This month the Tanz Wuppertal Pina Bausch company presented their annual season at the Sadler’s Wells theatre in London. The company continues to stage and tour the work of the late choreographer, this year presenting ‘Ahnen’ from 1987 and ‘Auf dem Gebirge hat man ein Geschrei’ (On the Mountain A Cry Was Heard).
I was lucky enough to see these performances, and was struck by the use of dress in each production. The normality of the costumes in contrast to the set, which in the case of ‘Auf dem Gebirge hat man ein Geschrei’ was pine trees and a pile of soil in which the performers regularly rolled, sat and fell into, was extremely interesting. The costumes, which included tea dresses, suits and swimming costumes, worked in parallel with the choreography, to create a world that blurred the lines between reality and dreams. The performers are presented as ordinary people, not fixed in a specific time or place, but rooted in the everyday, participating in strange and erratic behaviour observed from life. Unlike other contemporary dance or ballet performances, where one is acutely aware of costume and characterisation, the costumes here felt like ready-to-wear garments. This is testament to the skill of Marion Cito, the costume designer for the company, who designed the ‘everyday’ costumes, whilst still allowing for the freedom of movement and flexibility necessary for a dancer. Cito says of the costumes: ‘…the Tanztheater costumes are interesting in that they present the dancers primarily as normal people – in dresses, suits, high heels and everyday shoes – as opposed to performers in traditional leotards and ballet shoes’
Cito, herself a trained dancer, took over the role of costume designer after the untimely death of Rolf Borzik in 1980. The first costumes she designed were for the piece ‘1980 – Ein Stück von Pina Bausch’, a piece that dealt with some of the issues of grief for the loss of Borzik. Cito continued the aesthetic and ethos of Borzik’s work, taking inspiration from everyday life that contrasts the often absurd, surreal and dysfunctional elements of what takes place on stage. Cito worked closely with Pina – looking through old photographs for inspiration. Unlike other dance companies where the costumes and sets are created before production begins, Bausch worked in a different way.
Cito had to design costumes ‘speculatively’, guessing the direction of the choreography – designing alongside Bausch’s choreographic process, entrusting each other with the shared task of creating a harmonious performance that only came together in the final stages of production.

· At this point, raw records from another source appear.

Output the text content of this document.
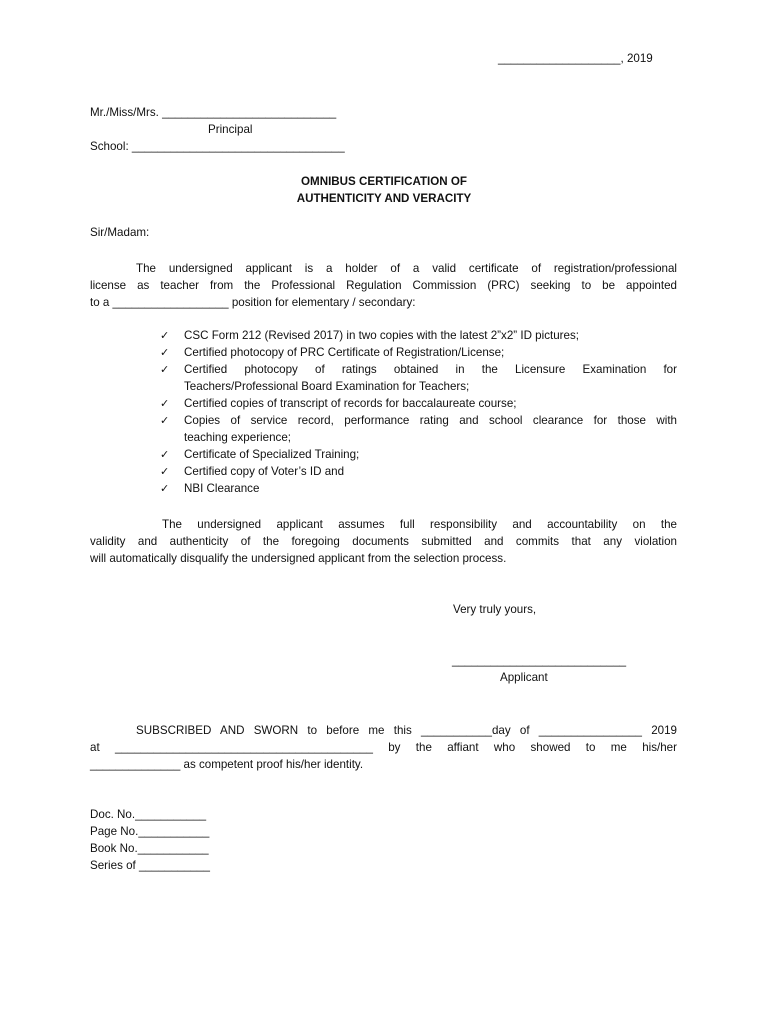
___________________, 2019
Mr./Miss/Mrs. ___________________________
Principal
School: _________________________________
OMNIBUS CERTIFICATION OF
AUTHENTICITY AND VERACITY
Sir/Madam:
The undersigned applicant is a holder of a valid certificate of registration/professional
license as teacher from the Professional Regulation Commission (PRC) seeking to be appointed
to a __________________ position for elementary / secondary:
✓ CSC Form 212 (Revised 2017) in two copies with the latest 2”x2” ID pictures;
✓ Certified photocopy of PRC Certificate of Registration/License;
✓ Certified photocopy of ratings obtained in the Licensure Examination for
Teachers/Professional Board Examination for Teachers;
✓ Certified copies of transcript of records for baccalaureate course;
✓ Copies of service record, performance rating and school clearance for those with
teaching experience;
✓ Certificate of Specialized Training;
✓ Certified copy of Voter’s ID and
✓ NBI Clearance
The undersigned applicant assumes full responsibility and accountability on the
validity and authenticity of the foregoing documents submitted and commits that any violation
will automatically disqualify the undersigned applicant from the selection process.
Very truly yours,
___________________________
Applicant
SUBSCRIBED AND SWORN to before me this ___________day of ________________ 2019
at ________________________________________ by the affiant who showed to me his/her
______________ as competent proof his/her identity.
Doc. No.___________
Page No.___________
Book No.___________
Series of ___________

Last year I saw these costumes on the London stage. The performers wore elegant dresses and suits, their splendid garb jarring with the poetic choreography, and the grass floor of the set. The glamorous eveningwear that features prominently in this piece came to be a common feature – a demonstration of beauty and desire, but also ‘…of how men and women interact with each other and use their clothing to hide or reveal themselves accordingly.’